Shakespeare did it in Hamlet – the device of a play within a play – actors playing actors to “hold the mirror up to Nature”.
SO 400 years later Alan Bennett uses the same trick in his masterly comedy about a meeting between poet W.H. Auden and composer Benjamin Britten.
But this is no cosy fireside biopic. Bitingly funny, it’s about unrequited love, betrayal, closet homosexuality and the very nature of the creative process.
So we find ourself at a rather ragged and fraught rehearsal for a young nervy playwright’s stage show. Two of the actors are missing; the director is away in Leeds and at least one major cast member is struggling with his lounges.
The play is about the historic meeting between Auden and Britten – but not really just about that.

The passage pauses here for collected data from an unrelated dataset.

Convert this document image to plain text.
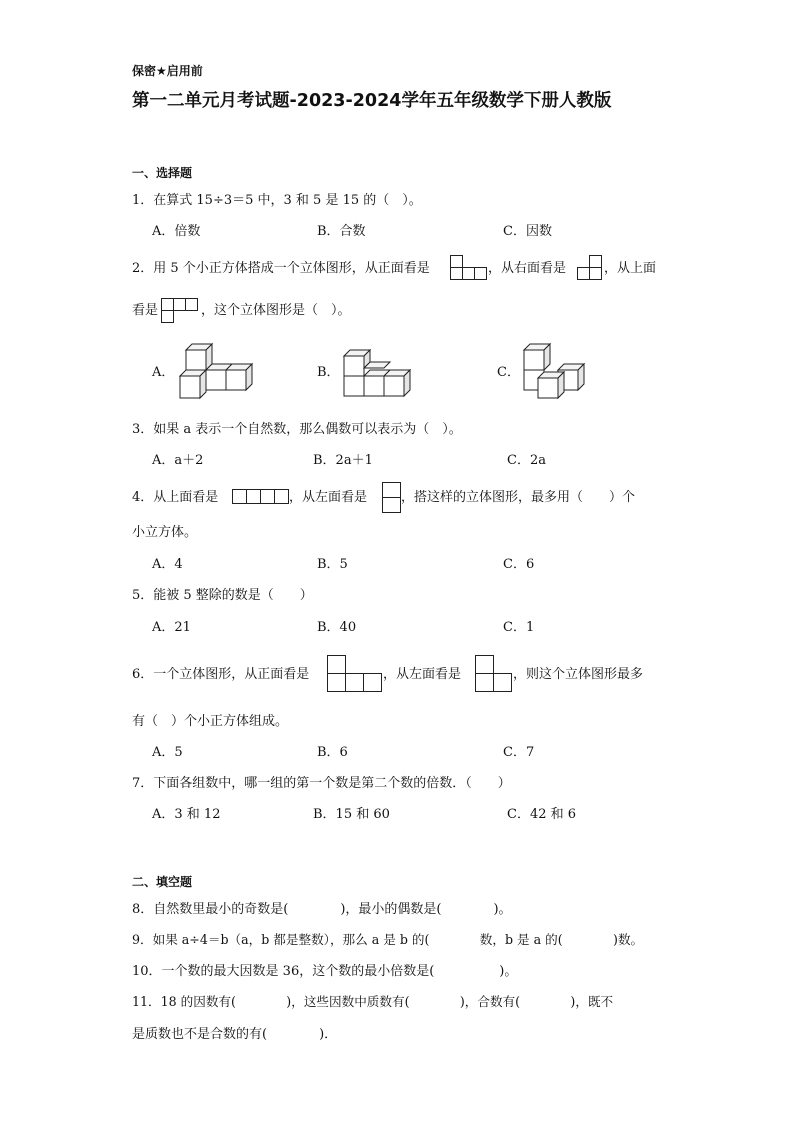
保密★启用前
第一二单元月考试题-2023-2024学年五年级数学下册人教版
一、选择题
1．在算式 15÷3＝5 中，3 和 5 是 15 的（　）。
A．倍数	B．合数	C．因数
2．用 5 个小正方体搭成一个立体图形，从正面看是	，从右面看是	，从上面
看是	，这个立体图形是（　）。
A．	B．	C．
3．如果 a 表示一个自然数，那么偶数可以表示为（　）。
A．a＋2	B．2a＋1	C．2a
4．从上面看是	，从左面看是	，搭这样的立体图形，最多用（　　）个
小立方体。
A．4	B．5	C．6
5．能被 5 整除的数是（　　）
A．21	B．40	C．1
6．一个立体图形，从正面看是	，从左面看是	，则这个立体图形最多
有（　）个小正方体组成。
A．5	B．6	C．7
7．下面各组数中，哪一组的第一个数是第二个数的倍数．（　　）
A．3 和 12	B．15 和 60	C．42 和 6
二、填空题
8．自然数里最小的奇数是(　　　　)，最小的偶数是(　　　　)。
9．如果 a÷4＝b（a，b 都是整数），那么 a 是 b 的(　　　　数，b 是 a 的(　　　　)数。
10．一个数的最大因数是 36，这个数的最小倍数是(　　　　　)。
11．18 的因数有(　　　　)，这些因数中质数有(　　　　)，合数有(　　　　)，既不
是质数也不是合数的有(　　　　)．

Matthew Kelly, all woolly cardigan and early dementia as Auden, is a luvvie actor who can’t get to grips with the play’s meaning and its lack of poetry. It’s clear Bennett identifies with Auden, giving him the majority of the best lines.
Kelly is magnificent, dominating the first Act as a grumpy fish out of water playing a grumpy forgetful poet way past his best.

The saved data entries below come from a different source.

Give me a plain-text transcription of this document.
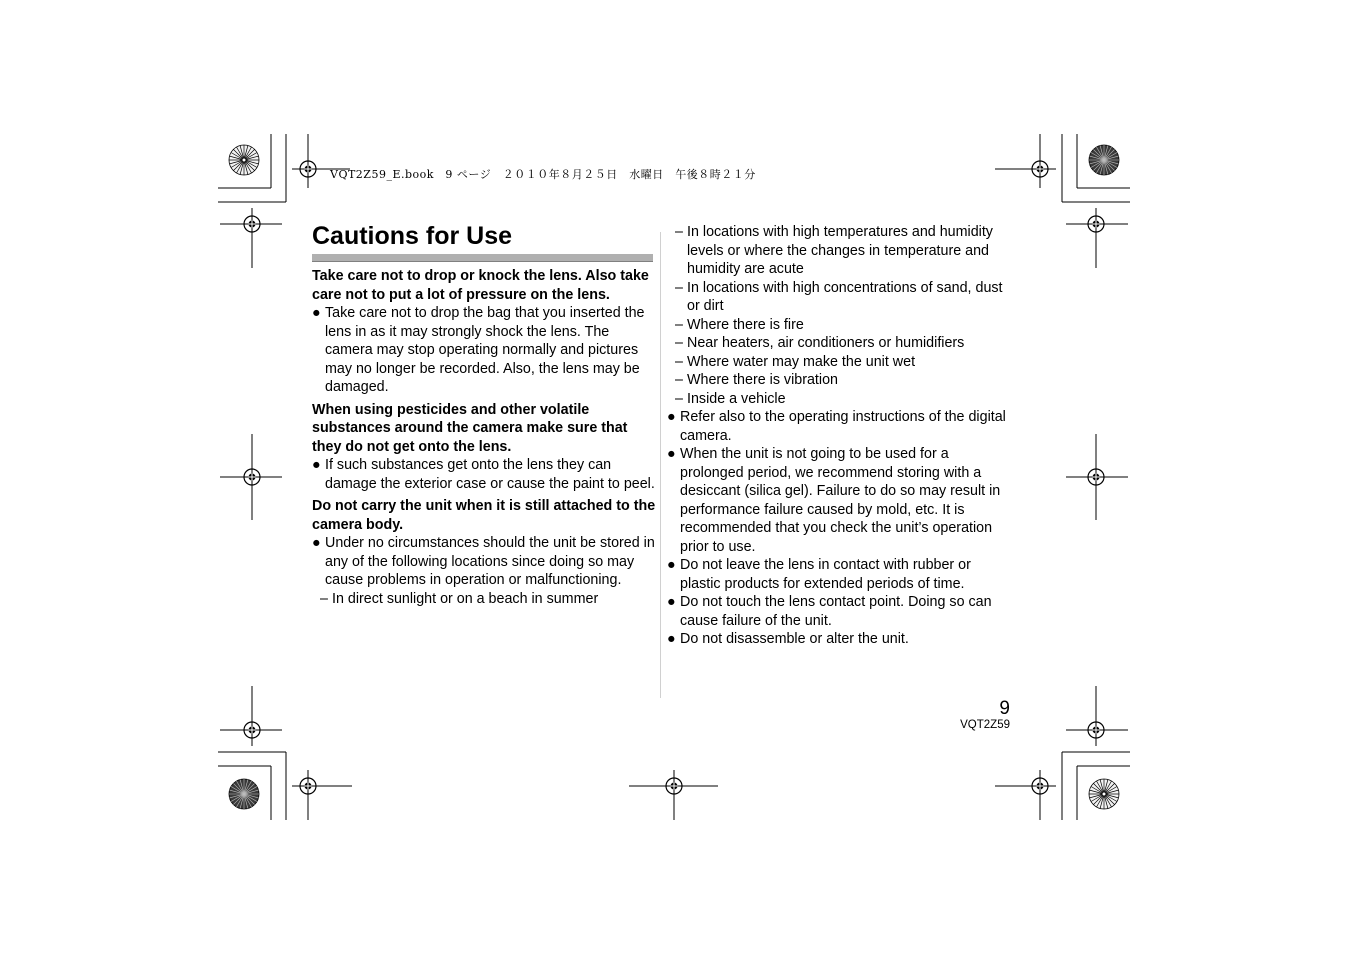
VQT2Z59_E.book　9 ページ　２０１０年８月２５日　水曜日　午後８時２１分
Cautions for Use

Take care not to drop or knock the lens. Also take care not to put a lot of pressure on the lens.

● Take care not to drop the bag that you inserted the lens in as it may strongly shock the lens. The camera may stop operating normally and pictures may no longer be recorded. Also, the lens may be damaged.

When using pesticides and other volatile substances around the camera make sure that they do not get onto the lens.

● If such substances get onto the lens they can damage the exterior case or cause the paint to peel.

Do not carry the unit when it is still attached to the camera body.

● Under no circumstances should the unit be stored in any of the following locations since doing so may cause problems in operation or malfunctioning.

– In direct sunlight or on a beach in summer

– In locations with high temperatures and humidity levels or where the changes in temperature and humidity are acute

– In locations with high concentrations of sand, dust or dirt

– Where there is fire

– Near heaters, air conditioners or humidifiers

– Where water may make the unit wet

– Where there is vibration

– Inside a vehicle

● Refer also to the operating instructions of the digital camera.

● When the unit is not going to be used for a prolonged period, we recommend storing with a desiccant (silica gel). Failure to do so may result in performance failure caused by mold, etc. It is recommended that you check the unit’s operation prior to use.

● Do not leave the lens in contact with rubber or plastic products for extended periods of time.

● Do not touch the lens contact point. Doing so can cause failure of the unit.

● Do not disassemble or alter the unit.

9
VQT2Z59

David Yelland is a sharp, waspish, stand-offish grandee as Britten, firmly in the closet but with a touchingly innocent passion for boys, which seems to have never led to anything criminal. It’s a highly nuanced performance, as Yelland wryly smiles his way through the embarrassing encounter with Auden – 30 years after they last met.

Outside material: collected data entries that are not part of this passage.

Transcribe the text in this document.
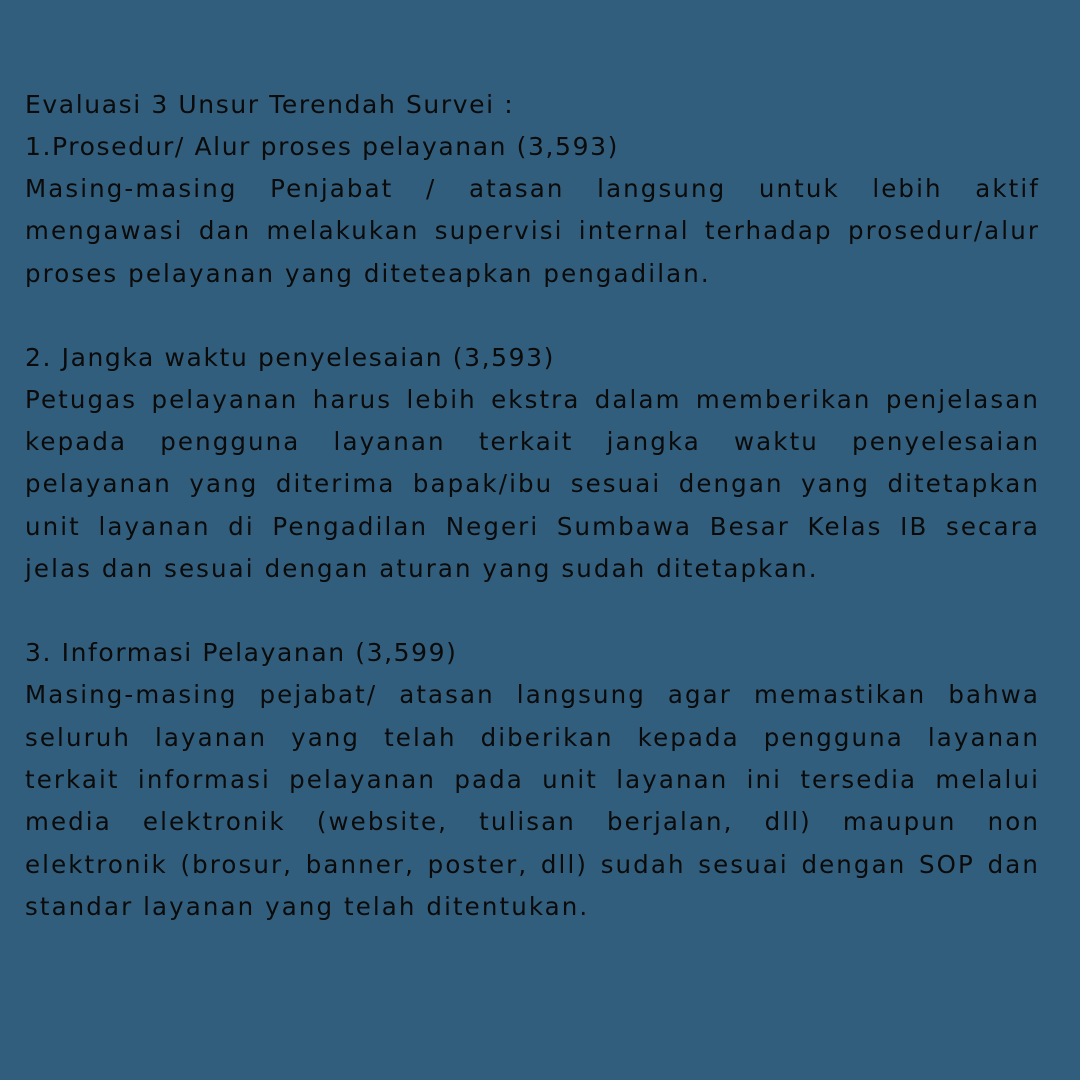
Evaluasi 3 Unsur Terendah Survei :

1.Prosedur/ Alur proses pelayanan (3,593)

Masing-masing Penjabat / atasan langsung untuk lebih aktif mengawasi dan melakukan supervisi internal terhadap prosedur/alur proses pelayanan yang diteteapkan pengadilan.

2. Jangka waktu penyelesaian (3,593)

Petugas pelayanan harus lebih ekstra dalam memberikan penjelasan kepada pengguna layanan terkait jangka waktu penyelesaian pelayanan yang diterima bapak/ibu sesuai dengan yang ditetapkan unit layanan di Pengadilan Negeri Sumbawa Besar Kelas IB secara jelas dan sesuai dengan aturan yang sudah ditetapkan.

3. Informasi Pelayanan (3,599)

Masing-masing pejabat/ atasan langsung agar memastikan bahwa seluruh layanan yang telah diberikan kepada pengguna layanan terkait informasi pelayanan pada unit layanan ini tersedia melalui media elektronik (website, tulisan berjalan, dll) maupun non elektronik (brosur, banner, poster, dll) sudah sesuai dengan SOP dan standar layanan yang telah ditentukan.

He is equally out of fashion and struggling with his final opus the opera Death in Venice – ironically about the unrequited love of an old man for a 14-year-old boy.
Philip Franks directs the show with great delicacy and warmth and no joke is allowed to die.
It’s telling that Bennett who had only “come out” to no-one’s surprised in 2005 wrote this play four years later .
Though he tries to give the young playwright character a bad play to present, he can’t really manage to be that third-rate, though there are some excruciating moments in the rehearsal.
And it gives Bennett full rein to analyse the creative process of writing and of acting. And the tension between writer and actor surfaces regularly. The play is also about compromising in life – the rent boy who denies it will be his profession for life, mirrored by one of the actors who has clearly been rent in his drama school days.
In the closing moments the wonderfully sensible and motherly stage manager, played brilliantly by Veronica Roberts speaks to us from Bennett’s heart. She reveals the terror of acting and the final realisation that it’s the play that is the most important thing in this acting business. Exactly as Hamlet said 400 year before “The play’s the thing.”
The Habit of Art is at the Theatre Royal, Brighton until Saturday, September 15 and then on tour.